Disclaimer: I do not own Avatar: The Last Airbender.
Dedication: To friends, having free time to write, & The Avengers (& all of the reblogs on Tumblr).
Zuko has always been impatient. His blood sings like a siren for battle, calling it to him.
Recently, however, Iroh has been questioning whether his nephew, instead, was bewitched by Battle for a possible sighting of fabled Honor.
There is one particular day that stands out in his mind; he had been giving a lesson on the Water Tribes with a heavy emphasis on the Southern faction as they sailed their calm way there on the main level of their battleship. His weathered hands pointed down and out towards the sea as he talked about the vast food source it offers and how the Water Tribes use it so efficiently. Iroh was happily in the middle of a particularly wistful recounting of a certain meal he had had in the Water Tribe style a few decades before, when his father had had a few women from the Northern Tribe cooking in the royal kitchens, when Zuko interrupted.
"Uncle, we are searching for the Avatar; even if he is older than you, he has had over a century to prepare for this fight! Why do you need to teach me about their... culture? It doesn't affect us. What we need to do is focus on preparing me to capture the Avatar whenever we come upon him."
As he stared at his nephew, Iroh was painfully aware of the boy's naiveté. He had never fought in a battle, had never looked into someone's eyes as he burned their life into so much ash and dust. Zuko had not experienced the aftereffects of battle lust like he had, when he would stare at the nothing around him before leaving the survivors to try and piece their lives together again. There had been small green cottages built between hills and three-story brick apartments below a dam; he had made and seen brotherless sisters and newly childless widows.
Zuko knew nothing of battle but the glory of the stories.
He had never lived a story.
Iroh remembered the barren land surrounding the temples of the Sun Warriors, how they'd greeted him with the functional ends of their spears and how they'd allowed him to stand before the empty caves of the Firebending Masters. He had known they'd expected him to burn in the flames he'd wished to brandish. He'd learned to wield fire without the rage he saw within Zuko and his younger brother, could bend it with understanding instead.

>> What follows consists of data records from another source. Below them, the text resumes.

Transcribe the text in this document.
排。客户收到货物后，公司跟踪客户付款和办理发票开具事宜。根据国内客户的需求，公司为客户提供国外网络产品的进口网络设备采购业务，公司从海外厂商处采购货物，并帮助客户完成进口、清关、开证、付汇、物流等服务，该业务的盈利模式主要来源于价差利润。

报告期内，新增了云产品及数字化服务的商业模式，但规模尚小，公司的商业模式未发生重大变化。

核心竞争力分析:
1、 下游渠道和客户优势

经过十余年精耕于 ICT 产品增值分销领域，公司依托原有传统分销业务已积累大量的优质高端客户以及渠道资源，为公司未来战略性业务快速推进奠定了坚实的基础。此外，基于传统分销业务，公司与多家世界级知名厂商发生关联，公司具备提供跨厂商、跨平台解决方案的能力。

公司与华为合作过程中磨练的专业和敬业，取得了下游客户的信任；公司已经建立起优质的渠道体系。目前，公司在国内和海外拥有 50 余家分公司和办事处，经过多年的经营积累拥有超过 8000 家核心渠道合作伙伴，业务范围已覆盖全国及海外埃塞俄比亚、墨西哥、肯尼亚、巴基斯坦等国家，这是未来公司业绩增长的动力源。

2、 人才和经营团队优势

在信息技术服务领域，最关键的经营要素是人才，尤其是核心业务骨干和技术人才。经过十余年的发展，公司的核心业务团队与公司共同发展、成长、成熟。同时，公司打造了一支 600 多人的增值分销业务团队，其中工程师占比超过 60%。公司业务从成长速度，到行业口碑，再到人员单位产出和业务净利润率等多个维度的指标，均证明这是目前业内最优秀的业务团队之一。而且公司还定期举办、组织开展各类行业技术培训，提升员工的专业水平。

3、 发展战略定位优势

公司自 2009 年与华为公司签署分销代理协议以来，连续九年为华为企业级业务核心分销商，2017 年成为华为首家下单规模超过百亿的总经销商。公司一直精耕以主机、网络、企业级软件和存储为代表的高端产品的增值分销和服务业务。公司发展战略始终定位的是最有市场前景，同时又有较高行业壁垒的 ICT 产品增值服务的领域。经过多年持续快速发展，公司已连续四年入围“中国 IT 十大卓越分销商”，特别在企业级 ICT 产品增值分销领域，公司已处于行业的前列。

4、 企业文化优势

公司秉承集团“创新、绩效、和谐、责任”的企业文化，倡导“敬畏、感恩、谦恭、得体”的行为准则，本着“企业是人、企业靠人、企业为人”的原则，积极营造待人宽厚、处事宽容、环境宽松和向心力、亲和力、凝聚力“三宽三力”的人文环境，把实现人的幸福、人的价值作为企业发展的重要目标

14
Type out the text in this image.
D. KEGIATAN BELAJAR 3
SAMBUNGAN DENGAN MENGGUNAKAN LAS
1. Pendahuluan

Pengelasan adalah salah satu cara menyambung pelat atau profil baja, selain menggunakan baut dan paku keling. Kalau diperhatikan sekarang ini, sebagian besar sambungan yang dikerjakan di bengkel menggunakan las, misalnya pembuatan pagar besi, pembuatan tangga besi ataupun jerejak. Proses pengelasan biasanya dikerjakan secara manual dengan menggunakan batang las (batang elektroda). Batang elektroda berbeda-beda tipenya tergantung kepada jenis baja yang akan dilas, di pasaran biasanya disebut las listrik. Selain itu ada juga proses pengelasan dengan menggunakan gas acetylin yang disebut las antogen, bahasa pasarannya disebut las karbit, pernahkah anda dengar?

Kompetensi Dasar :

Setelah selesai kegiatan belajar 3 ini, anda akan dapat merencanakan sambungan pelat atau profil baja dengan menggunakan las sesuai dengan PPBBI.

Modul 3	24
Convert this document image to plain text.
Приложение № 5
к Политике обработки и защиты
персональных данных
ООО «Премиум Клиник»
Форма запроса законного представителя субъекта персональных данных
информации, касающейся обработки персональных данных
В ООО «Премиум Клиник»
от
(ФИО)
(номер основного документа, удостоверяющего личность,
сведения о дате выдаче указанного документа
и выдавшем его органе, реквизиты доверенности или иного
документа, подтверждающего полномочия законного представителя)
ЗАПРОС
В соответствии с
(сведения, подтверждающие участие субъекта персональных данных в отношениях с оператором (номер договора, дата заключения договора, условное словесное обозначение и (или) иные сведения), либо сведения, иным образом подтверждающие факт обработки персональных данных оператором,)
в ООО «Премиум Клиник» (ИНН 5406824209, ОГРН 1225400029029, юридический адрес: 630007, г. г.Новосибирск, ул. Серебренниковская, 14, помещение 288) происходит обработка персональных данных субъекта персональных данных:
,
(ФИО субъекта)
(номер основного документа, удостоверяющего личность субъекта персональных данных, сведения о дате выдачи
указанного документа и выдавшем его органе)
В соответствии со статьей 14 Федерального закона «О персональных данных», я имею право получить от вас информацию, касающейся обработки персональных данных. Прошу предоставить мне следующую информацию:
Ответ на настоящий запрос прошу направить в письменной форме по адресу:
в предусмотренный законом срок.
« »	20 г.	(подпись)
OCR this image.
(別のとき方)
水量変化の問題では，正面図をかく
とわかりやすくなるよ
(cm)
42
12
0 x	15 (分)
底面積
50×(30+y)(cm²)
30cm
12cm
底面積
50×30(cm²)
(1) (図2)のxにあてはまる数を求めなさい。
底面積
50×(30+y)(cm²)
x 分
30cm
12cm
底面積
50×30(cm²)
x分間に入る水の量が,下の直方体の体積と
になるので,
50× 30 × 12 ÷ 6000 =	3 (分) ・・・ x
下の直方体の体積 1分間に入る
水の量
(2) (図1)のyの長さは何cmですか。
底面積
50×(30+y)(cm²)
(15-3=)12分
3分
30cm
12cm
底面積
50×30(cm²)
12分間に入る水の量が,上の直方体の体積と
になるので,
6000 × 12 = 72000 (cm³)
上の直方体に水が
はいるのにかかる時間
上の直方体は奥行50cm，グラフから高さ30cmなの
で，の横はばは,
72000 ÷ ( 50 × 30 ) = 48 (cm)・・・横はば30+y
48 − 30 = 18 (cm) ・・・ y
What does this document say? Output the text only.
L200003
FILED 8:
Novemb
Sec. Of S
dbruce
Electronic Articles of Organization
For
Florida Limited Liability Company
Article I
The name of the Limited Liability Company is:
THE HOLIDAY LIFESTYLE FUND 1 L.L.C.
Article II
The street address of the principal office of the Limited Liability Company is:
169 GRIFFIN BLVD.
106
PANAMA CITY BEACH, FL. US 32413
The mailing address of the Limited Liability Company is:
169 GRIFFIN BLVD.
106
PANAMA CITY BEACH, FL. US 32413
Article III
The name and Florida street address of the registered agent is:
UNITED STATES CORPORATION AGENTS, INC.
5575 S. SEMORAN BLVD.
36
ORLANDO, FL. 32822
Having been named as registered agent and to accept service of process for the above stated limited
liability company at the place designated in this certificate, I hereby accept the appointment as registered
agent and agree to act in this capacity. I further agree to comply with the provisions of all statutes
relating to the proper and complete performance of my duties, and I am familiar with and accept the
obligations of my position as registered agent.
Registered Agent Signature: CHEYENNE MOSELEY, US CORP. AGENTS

He wondered if the young prince would ever meet the dragon and learn the true meaning of "The Dragon of the West" for himself.
He wondered if he would ever have enough compassion to outgrow their family's roots.
Calmly and most seriously, the uncle told his nephew, "You cannot destroy without knowing what you're killing. Power isn't to be used indiscriminately, Nephew. Understanding the effects of what you can do is just important as doing it, and you have to learn that before you can even hope to take the throne after your father."
The nephew scoffed and kicked an ice rock sullenly.
It is five days later, as they approach the shore of the Southern Water Tribe in pursuit of the distant beam in the sky, that Iroh feels the stir of adventure under his skin and hope that Zuko will learn.